Major depressive disorder (MDD), also known as clinical depression or major depression, is widely recognised as a mood disorder that may lead to a variety of emotional and physical problems. Globally, MDD is one of the most common psychiatric disorders and is a major burden to individuals and society. However, the mechanisms underlying MDD are still unclear. Family history and other psychiatric disorders play a key role in the development of the disease. Although not widely researched, atopic dermatitis (AD) is also associated with depressive disorder, and recent evidence suggests a 60% increased risk of MDD in AD patients.
According to an April 2022 review study conducted by Long and colleagues and published in The PLOS ONE, globally, AD was significantly positively associated with increased depression risk. This was a large systematic review study that included 20 relevant cohort and case-control studies, comprising 141,910 patients with AD. AD patients had a 1.60-times higher risk of also having depression, compared to the control group. The potential mechanism for this association is unclear, but the hormonal or immunological pathways could be a possible explanation. Social isolation and anxiety from AD might increase the risk of depression as well.
MDD and AD are significant global health burdens. GlobalData epidemiologists forecast that there were 97,890,000 12-month total prevalent cases of AD in the seven major markets (7MM: US, France, Germany, Italy, Spain, UK and Japan) in 2022. This will increase to 98,430,000 diagnosed prevalent cases in the 7MM in 2029. GlobalData epidemiologists also forecast 52,620,000 12-month total prevalent cases of MDD in the 7MM in 2022. This will increase to 53,900,000 12-month total prevalent cases in the 7MM in 2029. The increase in the number of cases of MDD can be attributed to the projected increase in the population in the respective markets during the forecast period and the high prevalence of associated conditions such as AD.
AD is a chronic inflammatory skin disease characterised by itchy skin lesions and rashes.
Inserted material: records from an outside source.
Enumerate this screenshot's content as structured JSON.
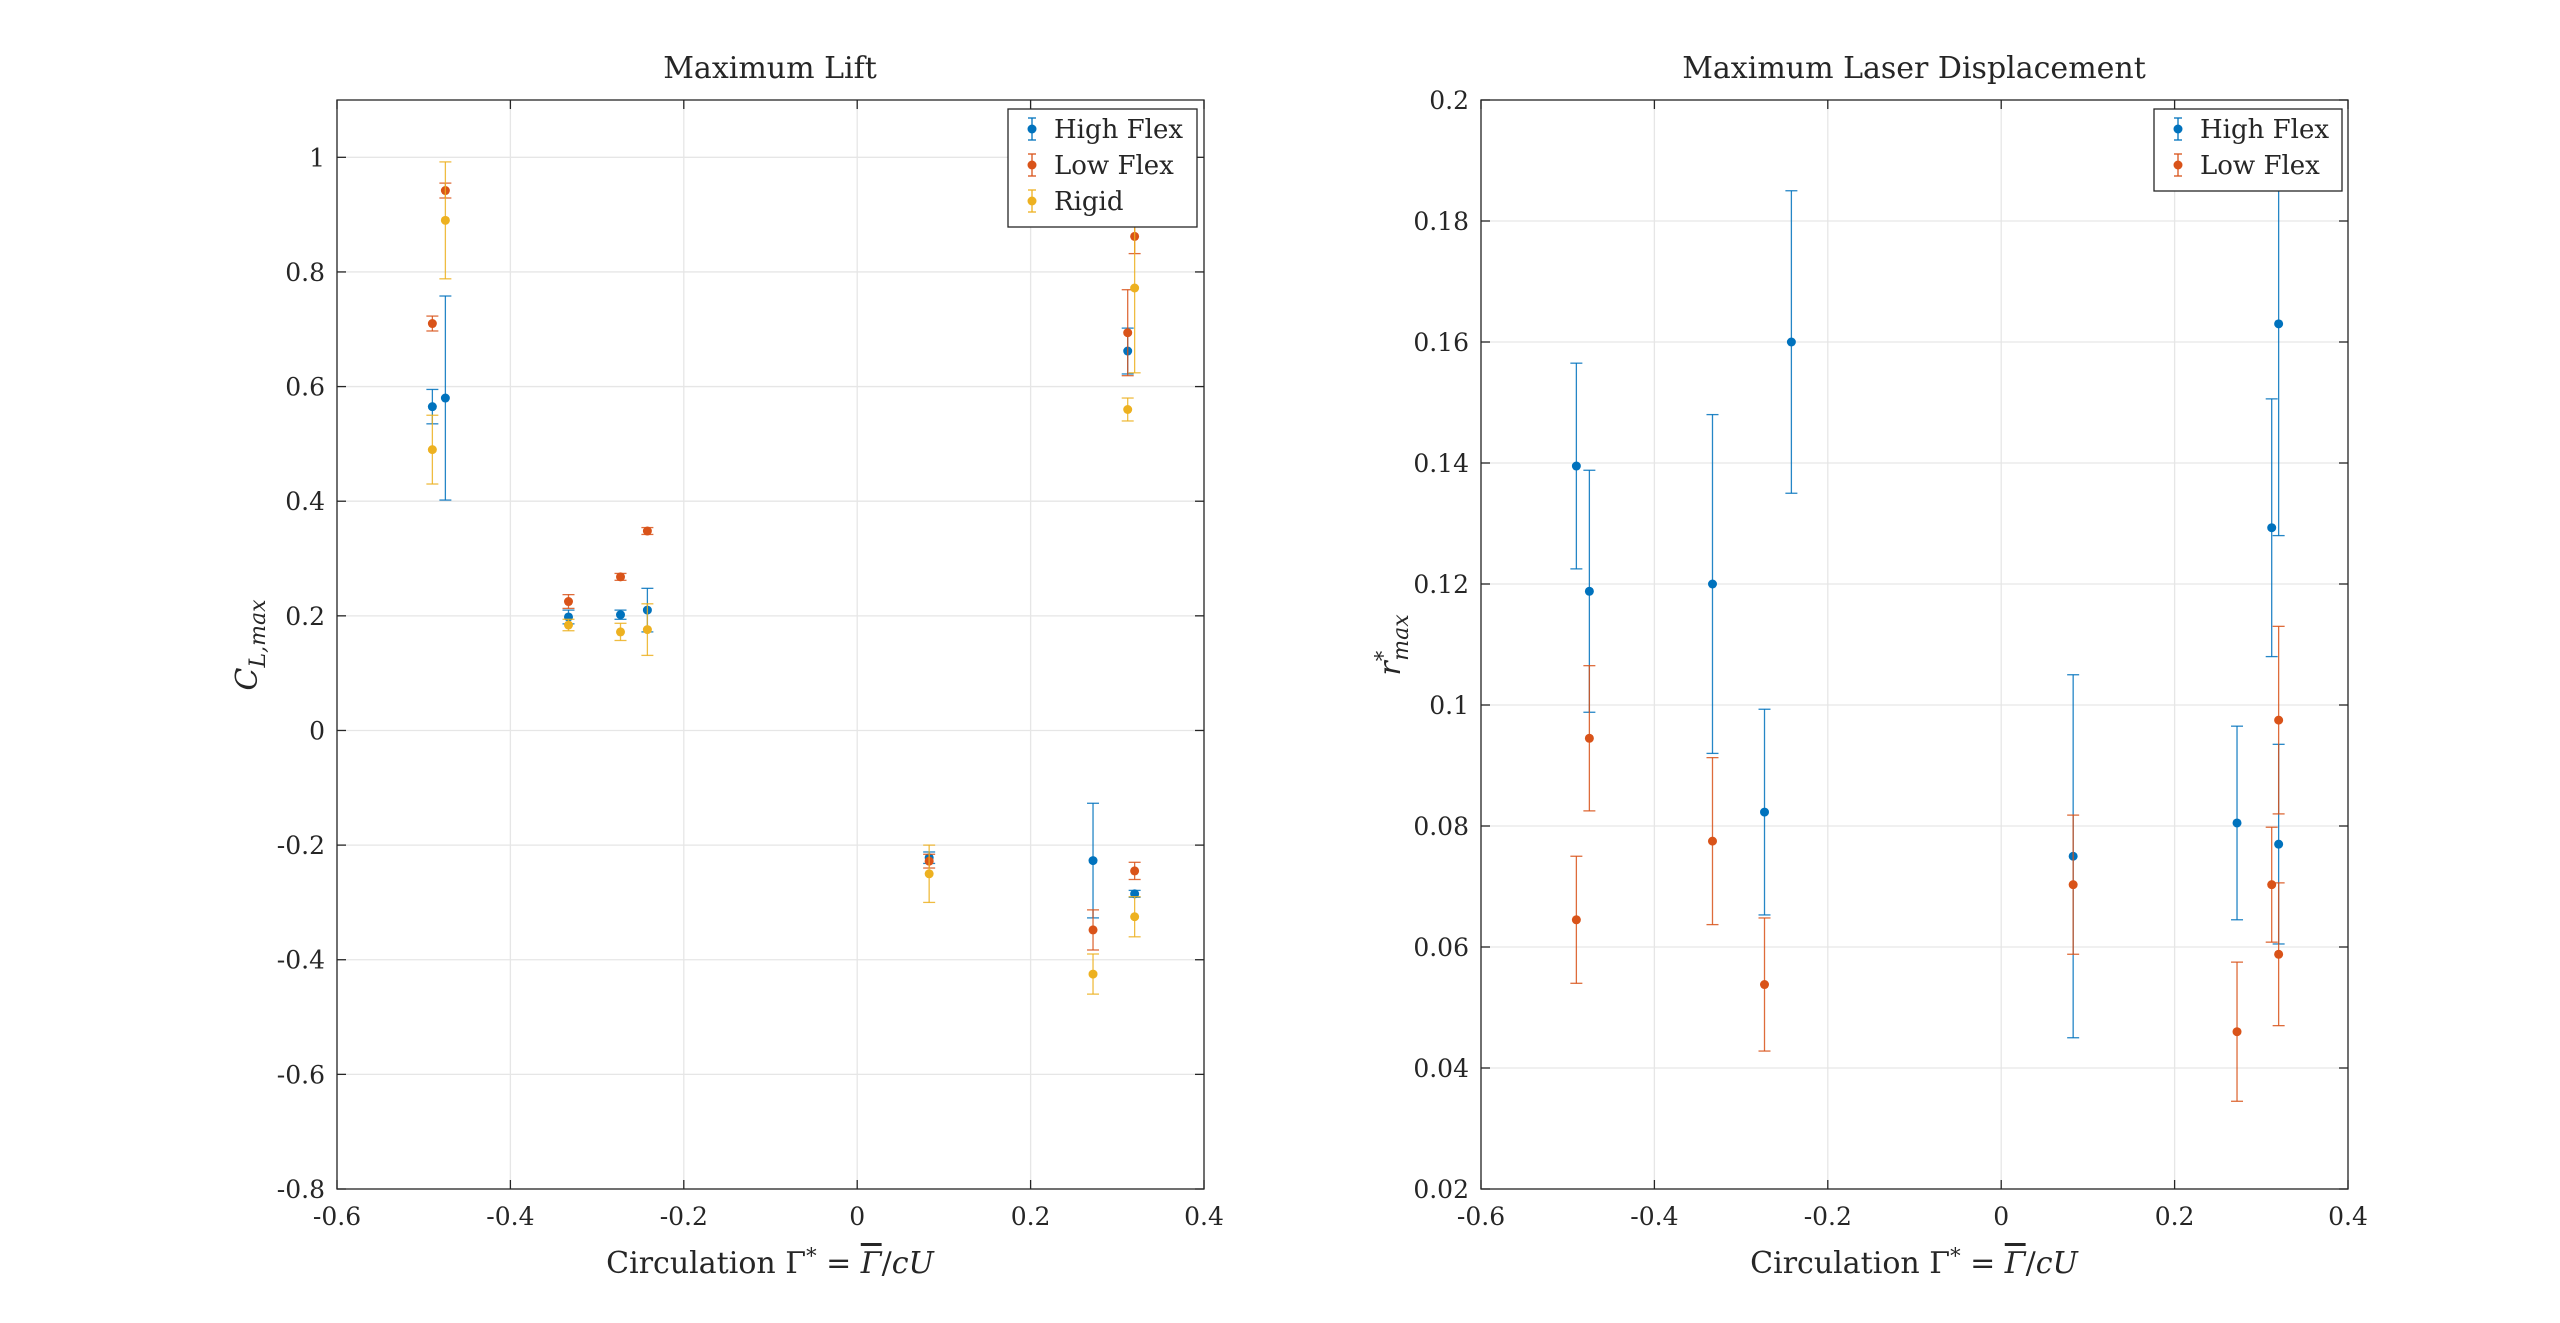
{
  "chart_data": [
    {
      "type": "scatter",
      "title": "Maximum Lift",
      "xlabel": "Circulation Γ* = Γ̄/cU",
      "ylabel": "C_L,max",
      "xlim": [
        -0.6,
        0.4
      ],
      "ylim": [
        -0.8,
        1.1
      ],
      "xticks": [
        -0.6,
        -0.4,
        -0.2,
        0,
        0.2,
        0.4
      ],
      "xtick_labels": [
        "-0.6",
        "-0.4",
        "-0.2",
        "0",
        "0.2",
        "0.4"
      ],
      "yticks": [
        -0.8,
        -0.6,
        -0.4,
        -0.2,
        0,
        0.2,
        0.4,
        0.6,
        0.8,
        1
      ],
      "ytick_labels": [
        "-0.8",
        "-0.6",
        "-0.4",
        "-0.2",
        "0",
        "0.2",
        "0.4",
        "0.6",
        "0.8",
        "1"
      ],
      "grid": true,
      "legend": "top-right",
      "series": [
        {
          "name": "High Flex",
          "color": "#0072BD",
          "points": [
            {
              "x": -0.49,
              "y": 0.565,
              "err": 0.03
            },
            {
              "x": -0.475,
              "y": 0.58,
              "err": 0.178
            },
            {
              "x": -0.333,
              "y": 0.198,
              "err": 0.012
            },
            {
              "x": -0.273,
              "y": 0.202,
              "err": 0.008
            },
            {
              "x": -0.242,
              "y": 0.21,
              "err": 0.038
            },
            {
              "x": 0.083,
              "y": -0.222,
              "err": 0.01
            },
            {
              "x": 0.272,
              "y": -0.227,
              "err": 0.1
            },
            {
              "x": 0.312,
              "y": 0.662,
              "err": 0.04
            },
            {
              "x": 0.32,
              "y": -0.285,
              "err": 0.006
            }
          ]
        },
        {
          "name": "Low Flex",
          "color": "#D95319",
          "points": [
            {
              "x": -0.49,
              "y": 0.71,
              "err": 0.013
            },
            {
              "x": -0.475,
              "y": 0.942,
              "err": 0.013
            },
            {
              "x": -0.333,
              "y": 0.225,
              "err": 0.012
            },
            {
              "x": -0.273,
              "y": 0.268,
              "err": 0.006
            },
            {
              "x": -0.242,
              "y": 0.348,
              "err": 0.006
            },
            {
              "x": 0.083,
              "y": -0.228,
              "err": 0.012
            },
            {
              "x": 0.272,
              "y": -0.348,
              "err": 0.035
            },
            {
              "x": 0.312,
              "y": 0.694,
              "err": 0.075
            },
            {
              "x": 0.32,
              "y": 0.862,
              "err": 0.03
            },
            {
              "x": 0.32,
              "y": -0.245,
              "err": 0.015
            }
          ]
        },
        {
          "name": "Rigid",
          "color": "#EDB120",
          "points": [
            {
              "x": -0.49,
              "y": 0.49,
              "err": 0.06
            },
            {
              "x": -0.475,
              "y": 0.89,
              "err": 0.102
            },
            {
              "x": -0.333,
              "y": 0.184,
              "err": 0.01
            },
            {
              "x": -0.273,
              "y": 0.172,
              "err": 0.015
            },
            {
              "x": -0.242,
              "y": 0.176,
              "err": 0.045
            },
            {
              "x": 0.083,
              "y": -0.25,
              "err": 0.05
            },
            {
              "x": 0.272,
              "y": -0.425,
              "err": 0.035
            },
            {
              "x": 0.312,
              "y": 0.56,
              "err": 0.02
            },
            {
              "x": 0.32,
              "y": 0.772,
              "err": 0.148
            },
            {
              "x": 0.32,
              "y": -0.325,
              "err": 0.035
            }
          ]
        }
      ]
    },
    {
      "type": "scatter",
      "title": "Maximum Laser Displacement",
      "xlabel": "Circulation Γ* = Γ̄/cU",
      "ylabel": "r*max",
      "xlim": [
        -0.6,
        0.4
      ],
      "ylim": [
        0.02,
        0.2
      ],
      "xticks": [
        -0.6,
        -0.4,
        -0.2,
        0,
        0.2,
        0.4
      ],
      "xtick_labels": [
        "-0.6",
        "-0.4",
        "-0.2",
        "0",
        "0.2",
        "0.4"
      ],
      "yticks": [
        0.02,
        0.04,
        0.06,
        0.08,
        0.1,
        0.12,
        0.14,
        0.16,
        0.18,
        0.2
      ],
      "ytick_labels": [
        "0.02",
        "0.04",
        "0.06",
        "0.08",
        "0.1",
        "0.12",
        "0.14",
        "0.16",
        "0.18",
        "0.2"
      ],
      "grid": true,
      "legend": "top-right",
      "series": [
        {
          "name": "High Flex",
          "color": "#0072BD",
          "points": [
            {
              "x": -0.49,
              "y": 0.1395,
              "err": 0.017
            },
            {
              "x": -0.475,
              "y": 0.1188,
              "err": 0.02
            },
            {
              "x": -0.333,
              "y": 0.12,
              "err": 0.028
            },
            {
              "x": -0.273,
              "y": 0.0823,
              "err": 0.017
            },
            {
              "x": -0.242,
              "y": 0.16,
              "err": 0.025
            },
            {
              "x": 0.083,
              "y": 0.075,
              "err": 0.03
            },
            {
              "x": 0.272,
              "y": 0.0805,
              "err": 0.016
            },
            {
              "x": 0.312,
              "y": 0.1293,
              "err": 0.0213
            },
            {
              "x": 0.32,
              "y": 0.163,
              "err": 0.035
            },
            {
              "x": 0.32,
              "y": 0.077,
              "err": 0.0165
            }
          ]
        },
        {
          "name": "Low Flex",
          "color": "#D95319",
          "points": [
            {
              "x": -0.49,
              "y": 0.0645,
              "err": 0.0105
            },
            {
              "x": -0.475,
              "y": 0.0945,
              "err": 0.012
            },
            {
              "x": -0.333,
              "y": 0.0775,
              "err": 0.0138
            },
            {
              "x": -0.273,
              "y": 0.0538,
              "err": 0.011
            },
            {
              "x": 0.083,
              "y": 0.0703,
              "err": 0.0115
            },
            {
              "x": 0.272,
              "y": 0.046,
              "err": 0.0115
            },
            {
              "x": 0.312,
              "y": 0.0703,
              "err": 0.0095
            },
            {
              "x": 0.32,
              "y": 0.0975,
              "err": 0.0155
            },
            {
              "x": 0.32,
              "y": 0.0588,
              "err": 0.0118
            }
          ]
        }
      ]
    }
  ]
}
Due to its chronic and relapsing nature, AD presents a global public health concern, with a reported prevalence of approximately 20% in children and 5% in adults. MDD is one of the major contributors to the global burden of disease, with more than 350,000,000 people living with the condition worldwide. Considering the substantial economic and health burden associated with MDD, more research is needed to understand the etiological factors associated with the condition to take preventive measures. The increase in the population with AD will potentially increase the number of people living with MDD, which will have a considerable impact on the healthcare systems. Therefore, it is important to establish effective public health strategies, including further research on the association between AD and MDD.